Corporate greed and the fate of the human race come head-to-head in Obsidian Entertainment’s new science fiction action roleplaying game ‘The Outer Worlds.’ Can just one person alter the course of mankind’s existence beyond the stars?
At the beginning of this galactic quest, the main character is mostly nameless. Dialog boxes will refer to the character by whatever name the player has chosen. Spoken dialog, however, never uses specific names aside from terms like ‘captain’ or ‘ma’am’ and ‘sir.’ For the sake of this review, we will call the main character by the name given during the playthrough: Captain Rio.
The year is 2355. Captain Rio is awakened from an extended stay in suspended animation to find that the vessel (The Hope) that holds her and several other colonizers is adrift in space. A faulty skip drive is to blame, and no help was ever sent. For decades the ship floated along, and The corporation that funds the colonizing efforts did nothing. The Halcyon Holdings Corporate Board, or ‘The Board’ as the entity is commonly referred to, left The Hope abandoned.
Rio soon finds that the person responsible for her rescue Phineas Vernon Welles. A fugitive on the run from Halcyon, Welles has taken it upon himself to help save the stranded colonists. The problem is he does not have the proper amount of chemicals needed to revive those in prolonged stasis. Awakening them without proper treatment would lead to a nasty death.
‘The Outer Worlds’ is the product of a future that resulted from an alternate timeline in America. Whether the pivot point can be considered in bad taste or not is up for debate. The events that led to deep space exploration came about because President William McKinley was not assassinated in 1901. Anti-trust laws were never adopted. Rampant corporate greed was now the main driving force toward the final frontier.
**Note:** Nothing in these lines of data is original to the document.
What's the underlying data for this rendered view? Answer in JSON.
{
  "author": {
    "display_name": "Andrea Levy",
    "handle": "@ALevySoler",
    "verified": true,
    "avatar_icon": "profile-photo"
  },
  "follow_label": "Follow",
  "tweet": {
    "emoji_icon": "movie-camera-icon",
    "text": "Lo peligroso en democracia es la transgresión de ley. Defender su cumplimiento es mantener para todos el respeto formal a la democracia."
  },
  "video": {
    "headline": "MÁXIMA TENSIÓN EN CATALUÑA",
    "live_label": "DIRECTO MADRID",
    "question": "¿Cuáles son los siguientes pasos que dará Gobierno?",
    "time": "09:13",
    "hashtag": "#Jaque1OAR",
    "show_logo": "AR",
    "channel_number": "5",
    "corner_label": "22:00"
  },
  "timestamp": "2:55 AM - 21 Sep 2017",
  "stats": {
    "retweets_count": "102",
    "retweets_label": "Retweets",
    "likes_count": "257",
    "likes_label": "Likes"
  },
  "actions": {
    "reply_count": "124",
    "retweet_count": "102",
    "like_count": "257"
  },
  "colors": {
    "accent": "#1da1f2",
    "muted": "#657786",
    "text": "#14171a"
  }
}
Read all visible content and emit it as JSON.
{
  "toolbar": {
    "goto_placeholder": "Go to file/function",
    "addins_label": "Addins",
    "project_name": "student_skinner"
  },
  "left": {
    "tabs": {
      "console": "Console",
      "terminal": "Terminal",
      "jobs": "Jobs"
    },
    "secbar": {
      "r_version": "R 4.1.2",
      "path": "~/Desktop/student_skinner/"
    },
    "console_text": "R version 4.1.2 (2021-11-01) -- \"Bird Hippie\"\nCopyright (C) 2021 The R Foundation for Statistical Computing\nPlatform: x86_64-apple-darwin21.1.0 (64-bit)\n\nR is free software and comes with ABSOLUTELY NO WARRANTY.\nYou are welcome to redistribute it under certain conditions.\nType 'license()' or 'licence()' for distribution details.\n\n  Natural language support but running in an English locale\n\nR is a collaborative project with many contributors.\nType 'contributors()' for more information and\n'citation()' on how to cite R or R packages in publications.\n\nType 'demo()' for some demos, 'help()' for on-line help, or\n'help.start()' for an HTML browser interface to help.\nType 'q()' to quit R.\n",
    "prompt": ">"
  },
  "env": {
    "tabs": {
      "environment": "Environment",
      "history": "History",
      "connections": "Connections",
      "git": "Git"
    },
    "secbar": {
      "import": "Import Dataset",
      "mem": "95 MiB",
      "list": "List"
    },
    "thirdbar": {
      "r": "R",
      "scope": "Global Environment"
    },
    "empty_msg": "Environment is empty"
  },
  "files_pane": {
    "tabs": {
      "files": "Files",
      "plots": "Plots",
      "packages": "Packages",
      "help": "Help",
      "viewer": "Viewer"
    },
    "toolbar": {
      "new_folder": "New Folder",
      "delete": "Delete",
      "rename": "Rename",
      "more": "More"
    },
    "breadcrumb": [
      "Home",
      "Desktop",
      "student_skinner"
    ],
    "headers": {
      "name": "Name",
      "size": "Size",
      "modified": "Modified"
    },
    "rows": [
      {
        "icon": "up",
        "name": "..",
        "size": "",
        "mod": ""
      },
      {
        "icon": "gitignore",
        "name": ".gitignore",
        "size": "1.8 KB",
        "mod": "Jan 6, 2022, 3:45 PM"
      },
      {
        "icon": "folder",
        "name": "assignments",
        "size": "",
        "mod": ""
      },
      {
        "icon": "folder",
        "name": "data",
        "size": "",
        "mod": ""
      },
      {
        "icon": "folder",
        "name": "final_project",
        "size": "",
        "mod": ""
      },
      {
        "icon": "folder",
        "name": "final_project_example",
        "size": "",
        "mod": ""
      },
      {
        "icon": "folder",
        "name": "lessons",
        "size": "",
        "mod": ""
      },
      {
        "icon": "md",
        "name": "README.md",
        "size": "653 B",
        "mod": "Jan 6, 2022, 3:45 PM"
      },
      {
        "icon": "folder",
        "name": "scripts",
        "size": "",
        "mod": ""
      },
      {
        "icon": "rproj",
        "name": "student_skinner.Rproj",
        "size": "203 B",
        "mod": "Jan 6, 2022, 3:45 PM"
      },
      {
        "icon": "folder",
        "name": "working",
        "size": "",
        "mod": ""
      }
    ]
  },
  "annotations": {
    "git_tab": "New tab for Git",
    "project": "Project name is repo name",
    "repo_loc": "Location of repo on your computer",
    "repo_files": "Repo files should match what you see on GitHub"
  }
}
‘The Board’ leads the charge into space rather than the government. Everything is run by ‘The Board.’ Newspapers, entertainment, and politics are all handled by a corporation, which only concerns itself with the bottom line. It is a nice change from religious or social ideologies being the big bads, but it also means there’s no real face to the enemy. Thankfully the colorful cast of villains found in the side quests makes up for that.
So, it’s up to Captain Rio to set off and fix things. As this is a spoiler-free review, this is as much of the main narrative that we’ll divulge.
Obsidian Entertainment is no stranger to science fiction. The company produced the sequels and spinoffs of great sci-fi games such as ‘Knights of the Old Republic’ and ‘Fallout.’ Some could say that the titles created by Obsidian outshine the original installments. However, those familiar with these titles will see many usual hallmarks reappear in ‘Outer Worlds,’ both good and bad.